Le Figaro.fr, 22 octobre 2013 : Devedjian : «Le droit du sol est un fondement du Pacte républicain»

(Interview par Sophie Huet)

 INTERVIEW - Le président UMP du conseil général des Hauts-de-Seine s'oppose à Jean-François Copé, qui propose de réformer le droit du sol pour «supprimer tout ce qui attire l'immigration clandestine». 

LE FIGARO. - Êtes-vous favorable à une réforme du droit du sol, comme le propose le président de l'UMP?

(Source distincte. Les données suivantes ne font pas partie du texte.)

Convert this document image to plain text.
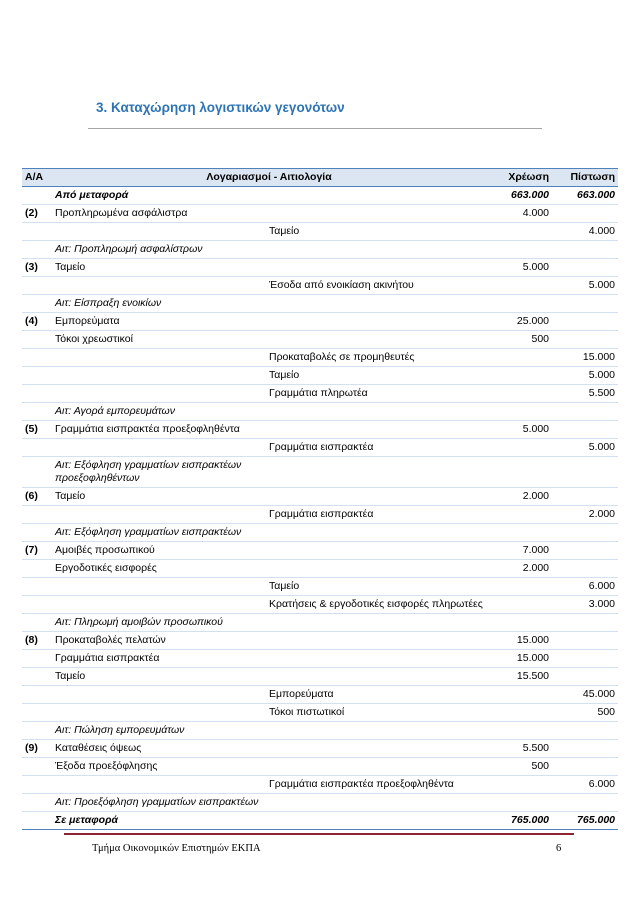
3. Καταχώρηση λογιστικών γεγονότων
Α/Α	Λογαριασμοί - Αιτιολογία		Χρέωση	Πίστωση
	Από μεταφορά		663.000	663.000
(2)	Προπληρωμένα ασφάλιστρα		4.000	
		Ταμείο		4.000
	Αιτ: Προπληρωμή ασφαλίστρων			
(3)	Ταμείο		5.000	
		Έσοδα από ενοικίαση ακινήτου		5.000
	Αιτ: Είσπραξη ενοικίων			
(4)	Εμπορεύματα		25.000	
	Τόκοι χρεωστικοί		500	
		Προκαταβολές σε προμηθευτές		15.000
		Ταμείο		5.000
		Γραμμάτια πληρωτέα		5.500
	Αιτ: Αγορά εμπορευμάτων			
(5)	Γραμμάτια εισπρακτέα προεξοφληθέντα		5.000	
		Γραμμάτια εισπρακτέα		5.000
	Αιτ: Εξόφληση γραμματίων εισπρακτέων προεξοφληθέντων			
(6)	Ταμείο		2.000	
		Γραμμάτια εισπρακτέα		2.000
	Αιτ: Εξόφληση γραμματίων εισπρακτέων			
(7)	Αμοιβές προσωπικού		7.000	
	Εργοδοτικές εισφορές		2.000	
		Ταμείο		6.000
		Κρατήσεις & εργοδοτικές εισφορές πληρωτέες		3.000
	Αιτ: Πληρωμή αμοιβών προσωπικού			
(8)	Προκαταβολές πελατών		15.000	
	Γραμμάτια εισπρακτέα		15.000	
	Ταμείο		15.500	
		Εμπορεύματα		45.000
		Τόκοι πιστωτικοί		500
	Αιτ: Πώληση εμπορευμάτων			
(9)	Καταθέσεις όψεως		5.500	
	Έξοδα προεξόφλησης		500	
		Γραμμάτια εισπρακτέα προεξοφληθέντα		6.000
	Αιτ: Προεξόφληση γραμματίων εισπρακτέων			
	Σε μεταφορά		765.000	765.000
Τμήμα Οικονομικών Επιστημών ΕΚΠΑ	6
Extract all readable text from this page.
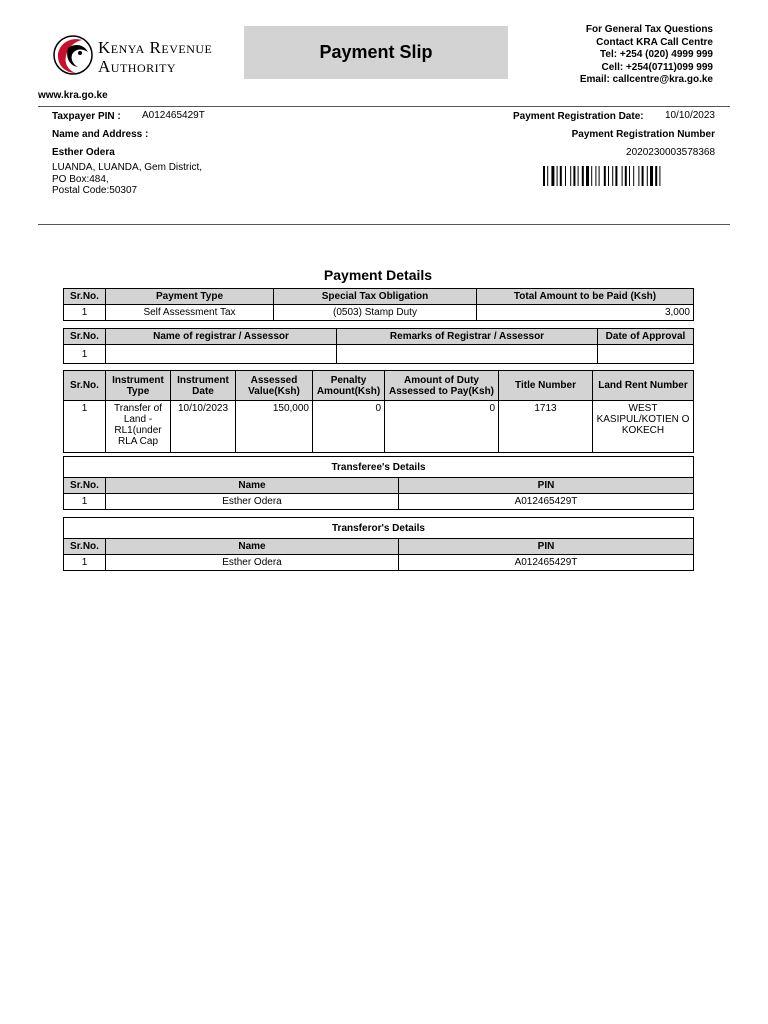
Kenya Revenue
Authority
Payment Slip
For General Tax Questions
Contact KRA Call Centre
Tel: +254 (020) 4999 999
Cell: +254(0711)099 999
Email: callcentre@kra.go.ke
www.kra.go.ke
Taxpayer PIN : A012465429T
Name and Address :
Esther Odera
LUANDA, LUANDA, Gem District,
PO Box:484,
Postal Code:50307
Payment Registration Date: 10/10/2023
Payment Registration Number
2020230003578368
Payment Details
Sr.No.	Payment Type	Special Tax Obligation	Total Amount to be Paid (Ksh)
1	Self Assessment Tax	(0503) Stamp Duty	3,000
Sr.No.	Name of registrar / Assessor	Remarks of Registrar / Assessor	Date of Approval
1			
Sr.No.	Instrument Type	Instrument Date	Assessed Value(Ksh)	Penalty Amount(Ksh)	Amount of Duty Assessed to Pay(Ksh)	Title Number	Land Rent Number
1	Transfer of Land - RL1(under RLA Cap	10/10/2023	150,000	0	0	1713	WEST KASIPUL/KOTIEN O KOKECH
Transferee's Details		
Sr.No.	Name	PIN
1	Esther Odera	A012465429T
Transferor's Details		
Sr.No.	Name	PIN
1	Esther Odera	A012465429T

Patrick DEVEDJIAN. - Avant de modifier les lois sans arrêt, il faut commencer par les appliquer. Dans l'affaire Leonarda, le vrai problème c'est que cette famille a dû attendre cinq ans pour connaître la décision négative de l'administration française qui ne lui a pas donné le droit de résider sur le territoire national. Il ne faut pas modifier fondamentalement le droit du sol, qui est un acquis de la Révolution française, un fondement du Pacte républicain. Plus de 25% des Français ont au moins un de leurs grands-parents de nationalité étrangère. La France a toujours intégré un maximum d'étrangers venant de tous les coins de la planète. Et elle les a toujours mieux intégrés que les États-Unis avec leur fameux «melting pot». Nous sommes à l'heure de la mondialisation. Il y a de plus en plus de mariages entre des Français et des étrangers. Il faut en tenir compte pour l'intégration des familles qui ont des origines diverses. J'ajoute que l'Allemagne, qui pratiquait le droit du sang, a modifié sa législation il y a une dizaine d'années pour adopter le droit du sol, en raison des très nombreux étrangers qui résidaient sur son sol de père en fils, et qui ne s'intégraient pas parce qu'on ne les naturalisait pas.

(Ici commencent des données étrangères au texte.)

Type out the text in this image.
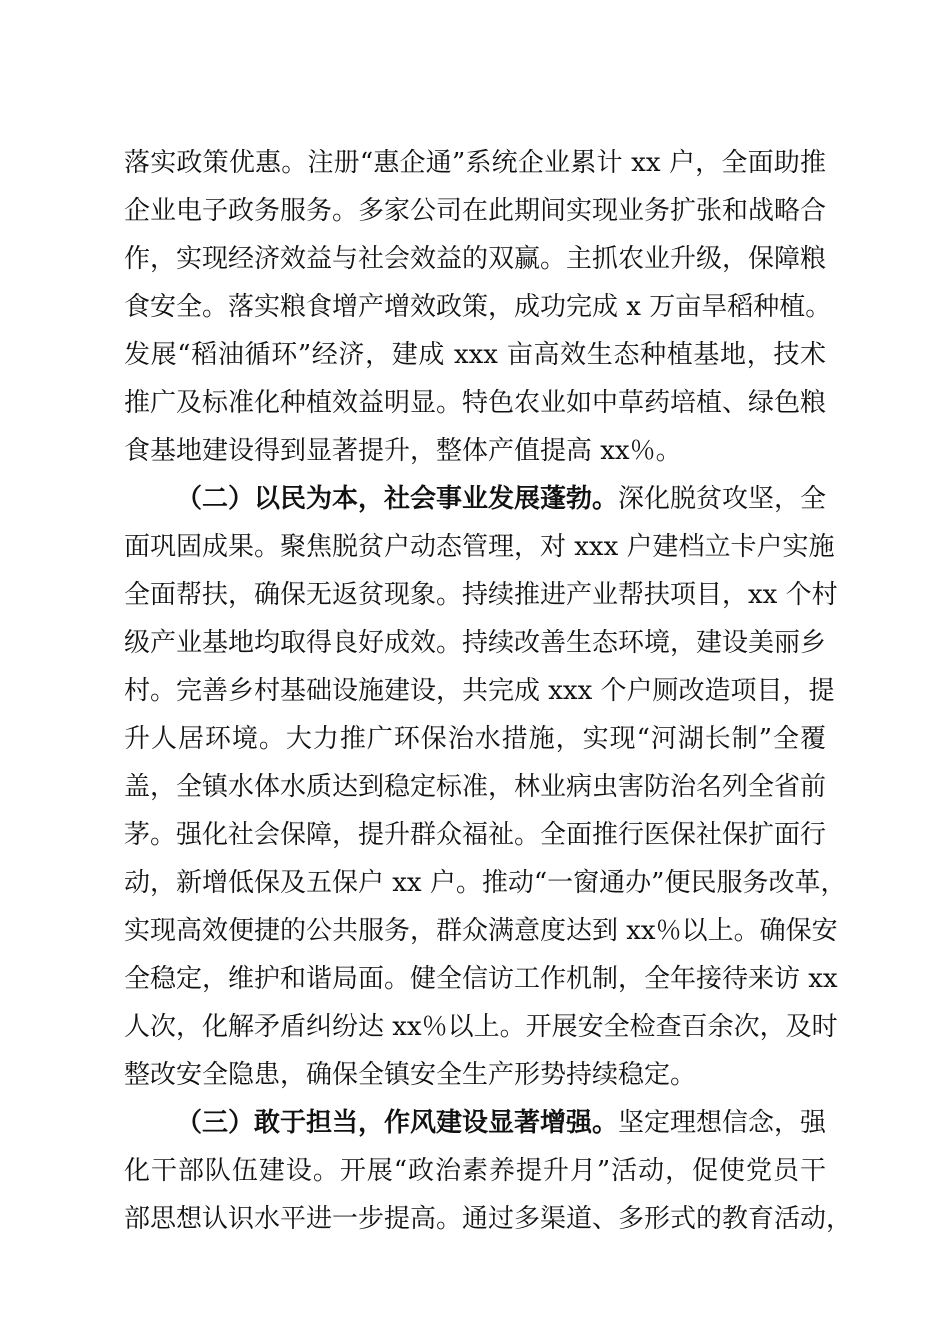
落实政策优惠。注册“惠企通”系统企业累计 xx 户，全面助推
企业电子政务服务。多家公司在此期间实现业务扩张和战略合
作，实现经济效益与社会效益的双赢。主抓农业升级，保障粮
食安全。落实粮食增产增效政策，成功完成 x 万亩旱稻种植。
发展“稻油循环”经济，建成 xxx 亩高效生态种植基地，技术
推广及标准化种植效益明显。特色农业如中草药培植、绿色粮
食基地建设得到显著提升，整体产值提高 xx％。
（二）以民为本，社会事业发展蓬勃。深化脱贫攻坚，全
面巩固成果。聚焦脱贫户动态管理，对 xxx 户建档立卡户实施
全面帮扶，确保无返贫现象。持续推进产业帮扶项目，xx 个村
级产业基地均取得良好成效。持续改善生态环境，建设美丽乡
村。完善乡村基础设施建设，共完成 xxx 个户厕改造项目，提
升人居环境。大力推广环保治水措施，实现“河湖长制”全覆
盖，全镇水体水质达到稳定标准，林业病虫害防治名列全省前
茅。强化社会保障，提升群众福祉。全面推行医保社保扩面行
动，新增低保及五保户 xx 户。推动“一窗通办”便民服务改革，
实现高效便捷的公共服务，群众满意度达到 xx％以上。确保安
全稳定，维护和谐局面。健全信访工作机制，全年接待来访 xx
人次，化解矛盾纠纷达 xx％以上。开展安全检查百余次，及时
整改安全隐患，确保全镇安全生产形势持续稳定。
（三）敢于担当，作风建设显著增强。坚定理想信念，强
化干部队伍建设。开展“政治素养提升月”活动，促使党员干
部思想认识水平进一步提高。通过多渠道、多形式的教育活动，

Que vous inspire l'affaire Leonarda?

Elle démontre le dysfonctionnement du système du droit d'asile, la complexité de notre législation et la lenteur de notre Justice. Cette affaire stupéfie le pays quand le président de la République en arrive à s'occuper des faits divers. Que le président s'adresse directement à un particulier, dans une situation où seul le bon fonctionnement des institutions est en jeu, tétanise le pays. Le chef de l'État doit rester au-dessus des cas particuliers.

Êtes-vous favorable au débat sur l'immigration initié par l'UMP?

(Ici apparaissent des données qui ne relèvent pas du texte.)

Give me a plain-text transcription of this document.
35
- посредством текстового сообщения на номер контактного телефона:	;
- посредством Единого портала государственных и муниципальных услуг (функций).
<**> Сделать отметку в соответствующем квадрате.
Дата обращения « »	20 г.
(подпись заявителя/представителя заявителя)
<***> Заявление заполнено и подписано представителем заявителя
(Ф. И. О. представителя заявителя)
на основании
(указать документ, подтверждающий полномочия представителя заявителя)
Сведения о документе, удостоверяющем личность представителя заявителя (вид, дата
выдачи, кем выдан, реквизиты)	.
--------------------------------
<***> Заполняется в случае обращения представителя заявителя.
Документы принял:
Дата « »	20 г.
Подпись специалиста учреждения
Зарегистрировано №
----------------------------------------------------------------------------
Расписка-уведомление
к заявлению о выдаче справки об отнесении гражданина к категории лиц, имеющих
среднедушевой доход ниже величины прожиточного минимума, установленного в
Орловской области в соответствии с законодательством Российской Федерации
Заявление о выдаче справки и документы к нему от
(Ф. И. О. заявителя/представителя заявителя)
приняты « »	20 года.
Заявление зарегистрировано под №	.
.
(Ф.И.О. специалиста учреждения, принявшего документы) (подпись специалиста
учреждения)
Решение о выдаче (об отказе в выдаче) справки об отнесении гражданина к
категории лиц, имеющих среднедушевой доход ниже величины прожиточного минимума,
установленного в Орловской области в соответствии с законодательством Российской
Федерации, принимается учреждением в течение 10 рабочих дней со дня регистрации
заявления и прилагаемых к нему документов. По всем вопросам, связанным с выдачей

Non, ce n'est pas une bonne chose, comme ce n'est pas une bonne chose de placer le Front national dans tous les débats politiques. L'UMP doit d'abord se mettre au clair sur ses principes fondamentaux sans se préoccuper de l'attitude du FN ou du PS.

 

Commentaires

Bravo! mr Deveidjan, je ne suis pas de votre bord politique mais j'ai toujours apprécié vos propos sur la question du droit du sol. Enfin un homme intelligent à l' ump. Le curieux c'est que ceux qui alimentent cette haine de l'autre à l'heure de la mondialisation ne sont pas des Français depuis longtemps.Et c'est pitoyable d'entendre toujours les mêmes venir répandre leur haleine fétide à la télévision pour nous raconter ce qu'il faut faire pour être un vrai Français. Une question: si la politique des étrangers de la France était celle qu'ils péconnisent aujourd'hui ne seraient-ils pas entrain de croupir dans une ferme Hongroise, Roumaine, Polonaise.? Quelle légitimité ont-ils pour dénier aux autres la possibilirté d'être Français. La france par sa position géographique en Europe est une terre de passage et une terre d'mmigration, avant que la faim dans le tiers monde ne chasse les populations hors de leurs frontières.